Friday, March 11, 2011

Snow is Relative

A close relative.


Living in Vermont there was only one day in four years that the medical school shut down...by 9:30 am the world looked like this...




and by the next morning you couldn't see the chain link fence at all and we could have climbed out of our windows into a snow drift. It was incredible!


Then we moved to Portland and after a couple of months of school I thought my first grade little Grace had missed the bus and drove her to school only to find the building dark and empty... the world looked like this...




and by 10:30 am it was all gone.

Anyway, it's all relative I guess.

One thing that I definitely wish I'd known sooner though was that the man responsible for the adage, "No two snowflakes are alike." was a living breathing Vermonter in the 1930's who spent years and years photographing snow crystals on a microscope and published in a paper with the National Weather Service his belief that there were never two alike.

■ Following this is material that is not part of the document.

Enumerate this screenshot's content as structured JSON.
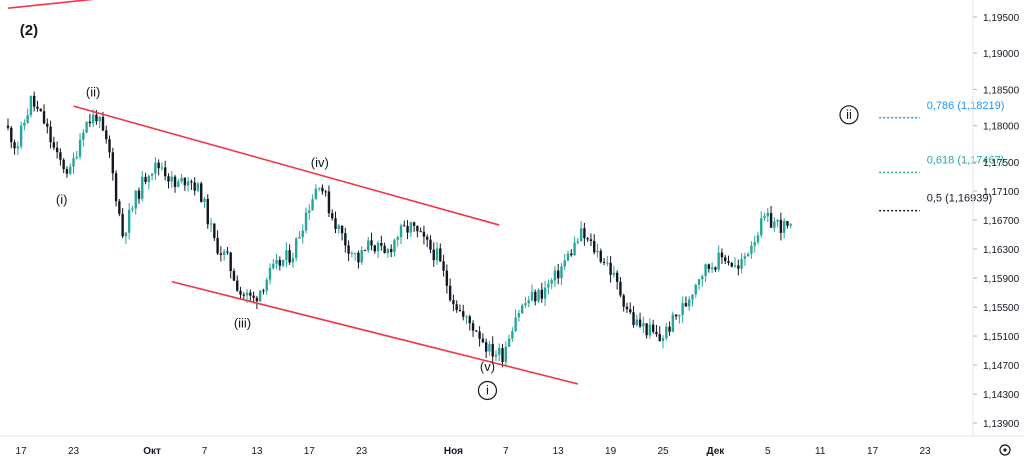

Here's the man himself, nicknamed, "Snowflake" Bentley and here are a few of his crystal pictures. Beautiful! Always six-sided and always different.



Monday, March 7, 2011

ALWAYS put the markers away


We have had very few incidents of crayons on the walls or pen on the furniture. The secret? Keep all the writing utinsels separated and in one place at all times. It's worth the grumbling from Chris when he can't find a pen while he's on the phone to avoid fiascos like this one with five year old Will. Obviously though, even the best laid plans go awry at times. For his face he had to suffer through a homemade facial. For furniture I like to use Mr. Clean's magic eraser (that thing is a miracle worker.)

Thursday, March 3, 2011

bath time



the total and utter catastrophe of the toddler to popsicle scenario modified here into a bath-extending, photo-opting, money-saving and childhood-memory building tradition. my boys, who largely hate taking baths as many boys do, jump at the chance to have their hair washed because they know there's some cherry goodness involved. and what better way to teach a one year old the finer points of summer refreshment than to practice all winter long in the privacy of the tub? after a few popsicle sticks have built up my engineer of a four year old sticks them to the walls of the bath with bar soap. he once drafted the outline of St. Paul's Cathedral. i'm kidding.